Scandit's technology is used by such retailers as Sephora, Louis Vuitton and 7-Eleven Inc.
"The [c-store] channel is absolutely a growth channel for us," said Mueller.
It's no secret that convenience is an important channel and it is changing rapidly as retailers from outside the channel attack c-store's hold on "convenience." To compete, the convenience channel has to "change it up," according to Matt Brewer, head of global product marketing at Symphony RetailAI. For example, convenience stores need to find the right mix in the cooler, and across the entire store.
"The channel overall is evolving because the customers are evolving," he said.
The industry is starting to understand the importance of artificial intelligence (AI) to make those decisions, noted Kevin Sterneckert, chief marketing officer at Symphony RetailAI. By using AI across the entire value solution set — from the supply chain to inside the store to marketing — c-store retailers can leverage technology to work smarter, not harder.
"AI is understanding the trends of what customers want tomorrow, today," Sterneckert explained, adding that as he sees it, the biggest threat to the convenience channel may just be click-and-collect platforms, like those at Amazon and grocery stores.
AI also can help tailor messages on the forecourt to drive customers from the pump to the store. "There is more you can do with technology at the pump," Brewer said.
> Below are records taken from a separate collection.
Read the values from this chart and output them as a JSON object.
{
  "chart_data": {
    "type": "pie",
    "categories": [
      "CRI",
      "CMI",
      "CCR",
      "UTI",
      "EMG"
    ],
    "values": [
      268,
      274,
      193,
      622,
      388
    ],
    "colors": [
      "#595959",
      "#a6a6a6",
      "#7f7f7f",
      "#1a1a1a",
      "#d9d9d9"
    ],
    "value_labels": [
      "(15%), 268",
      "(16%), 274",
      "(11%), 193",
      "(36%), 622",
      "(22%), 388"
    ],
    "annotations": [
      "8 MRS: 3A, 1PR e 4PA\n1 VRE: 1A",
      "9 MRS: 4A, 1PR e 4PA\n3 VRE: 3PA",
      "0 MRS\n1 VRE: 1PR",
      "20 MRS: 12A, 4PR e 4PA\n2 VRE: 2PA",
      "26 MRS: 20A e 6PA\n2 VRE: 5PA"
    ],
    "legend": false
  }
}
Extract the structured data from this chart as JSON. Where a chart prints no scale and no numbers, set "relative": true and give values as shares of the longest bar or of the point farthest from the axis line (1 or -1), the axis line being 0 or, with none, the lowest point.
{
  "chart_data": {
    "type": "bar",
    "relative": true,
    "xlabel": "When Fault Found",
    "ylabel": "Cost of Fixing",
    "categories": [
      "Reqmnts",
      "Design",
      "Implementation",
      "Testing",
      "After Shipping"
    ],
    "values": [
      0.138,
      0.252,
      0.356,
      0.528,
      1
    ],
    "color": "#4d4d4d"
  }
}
Frictionless engagement was another buzzword heard all around the NRF Show. Toshiba provided a peek into its technologies that can enable a "frictionless store."
The company employs multi-layered shelf sensor technologies and computer vision with real-time true edge computing, powered by its microservices software platform. The "Frictionless Store" demonstrates how retailers can evolve toward the store of the future at their own pace, while solving immediate business challenges like item recognition at self-checkout to optimize throughput and prevent shrinkage.
With so much changing at retail, Zebra Technologies' customers are asking for solutions, according to Anees Haidri, global retail strategist. The company's customers want to:
- Optimize investments;
- Elevate the customer experience; and
- Build a smarter operation.
Zebra and its partners showcased several initiatives at the event, including: a traceability solution (from farm to retail); a hybrid POS that uses mobile devices to bring the checkout experience to where the customer is, and can connect to a stationary hub with traditional POS features; augmented reality for the warehouse process; and locker solutions for both click-and-collect pickups and item returns.
Zebra also used the show to debut SmartSight, an intelligent automation solution that's designed to improve front-of-store operations and enhance the shopper experience. SmartSight leverages computer vision, machine learning, workflow automation, and robotics technologies to capture shelf and store information, resulting in greater than 95 percent inventory availability, the company cited.